On Wednesday evening, the local company of the Boys’ Brigade had a special turnout, which took the form of a route march. The procession was led by pipers Arch. Johnstone and Wm. Binnie, and after circulating the town they went to Glassford and back. The present company of the Boys’ Brigade is of very recent institution in the town, and the alert appearance of the boys in their smart uniform reflects much credit on the leaders, Capt. J. Johnstone, and Lieut., G. McCallum.
Issue: Saturday, 18th May, 1918.
Distinguished Conduct Medal:
Last week we announced that Corporal Wm. Watson had been awarded the Croix De Gueere. This week we are pleased to learn the British Government have conferred on him the Distinguished Conduct Medal for services in the field.
News has been received by Mr John Leggate, 44 Ballgreen, Strathaven, that his eldest son, Robert, Black Watch, has been awarded the Military Medal for work done on the field in the last big push. Before enlisting Private Leggate was an attendant at Lanarkshire District Asylum, Hartwood, and previous to that worked as a butcher with Mr Wm. Watt, Townhead Street, Strathaven. He is married, and his wife resides at South Uist.
An Obstreperous Farm Servant:
Yesterday, at Hamilton Sheriff Court, Wm. Hood, Farm Servant, Kirkwood Farm, Strathaven, pled guilty to the following three charges, viz., (1) on 16th May he committed a breach of the peace at Drumclog Public House, Todshill Street, (2) in said public-house he maliciously broke the glass of two pictures, (3) in Kirk Street, on same date, he assaulted Police Sergeant William McLeach, while the latter was engaged in the execution of his duty. A fine of £2 or ten days was imposed.
Issue: Saturday, 25th May, 1918.
A Tribute to Scottish Music:
Lady Margaret Scott, eldest daughter of the Duke of Buccleuch, who has been doing noble national work at the front, has accepted the dedication of a Scotch Mazurka, “Scots in Poland,”
By Dr. Machardy, and wishes him success in his endeavour to popularise our country’s music.
Help our Prisoners of War:
The band (33 performers) of the Depot, the Cameronians, Scottish Rifles, (Lieut. Colonel C.B. Vandeleur, commanding, visits Strathaven today to assist in raising funds for the relief of Strathaven’s prisoners of war. The Strathaven Academy Company of the 1st Lanarkshire Cadet Battalion, the Strathaven Boys’ Brigade, and the Strathaven Boy Scouts, will parade the town in uniform. A splendid programme will be given by the band in the George Allan Public Park bandstand in the evening. See advert.

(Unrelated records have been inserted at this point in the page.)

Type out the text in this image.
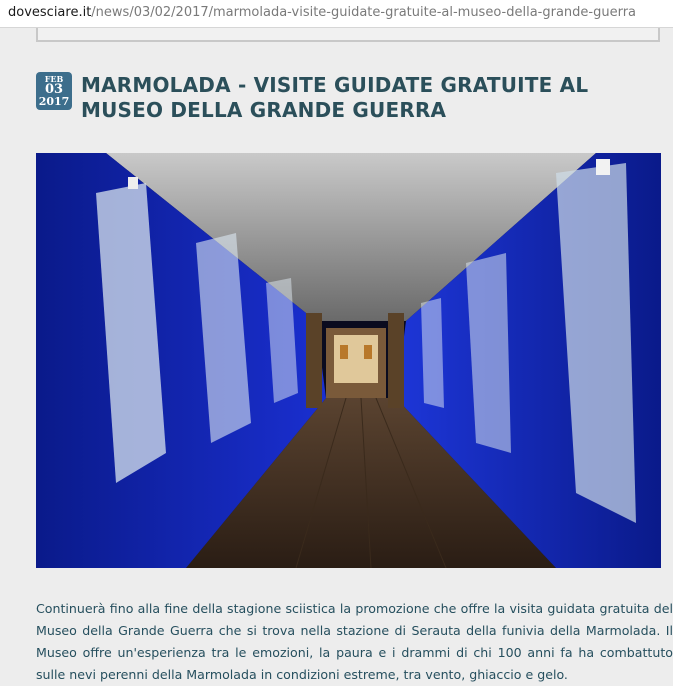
dovesciare.it/news/03/02/2017/marmolada-visite-guidate-gratuite-al-museo-della-grande-guerra
FEB
03
2017
MARMOLADA - VISITE GUIDATE GRATUITE AL MUSEO DELLA GRANDE GUERRA

Continuerà fino alla fine della stagione sciistica la promozione che offre la visita guidata gratuita del Museo della Grande Guerra che si trova nella stazione di Serauta della funivia della Marmolada. Il Museo offre un'esperienza tra le emozioni, la paura e i drammi di chi 100 anni fa ha combattuto sulle nevi perenni della Marmolada in condizioni estreme, tra vento, ghiaccio e gelo.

Mr J.G. Greenshields Leadbetter, younger, of Stobieside, has been awarded the Military Cross. He received the commission in the Lanarkshire Yeomanry in January 1914, and is now a captain in that regiment, with which he served in Gallipoli, Egypt and Sinai. For some time he has been seconded to the Machine Gun Corps, and it was for service with this corps that the cross was gained. His action is thus officially described - “For having on March 27th, at Amman, after reconnoitring well forward, got his section into action 1,500 yards from the enemy position, and provided a covering fire which saved us many casualties as our advance developed.” Mr Greenshields Leadbetter has been in Palestine during all the operation there. He was educated at Ardvreck, and Rugby, and at Ch. Ch., Oxford, from which college he received his B.A. in absence on active service.
Issue: Saturday, 1st June, 1918.
The Golf Course:
The course is now in good condition, and householders should recommend it to visitors as the best and most enjoyable way of spending their holiday.
Dr. Machardy, while cycling, was overtaken by a motorist last Monday, knocked down, and his cycle wrecked. He was to have given a Scottish Concert on 3rd June, but it has been postponed until his recovery from the injuries he received.
Issue: Saturday, 8th June, 1918.
Red Cross Concert at Sandford:
In aid of the Red Cross, a very enjoyable and successful little concert by the school children, organised by Miss Barr, the headmistress, assisted by Miss Hamilton, the assistant teacher, took place on Wednesday night of last week, before an audience which crowded the old schoolroom. Mr Shearer, chairman of the Board, presided, and in explaining the object for which the concert was held, made reference to the beneficent work of the Red Cross, and the gratification it gave to have these little contributions from time to time from the children of Sandford. The programme which consisted of songs, recitations, and dialogues, was very creditably rendered by the children and was greatly enriched by contributions from Mr and Mrs Martin. The sum of £5.12s.6d on this occasion was collected.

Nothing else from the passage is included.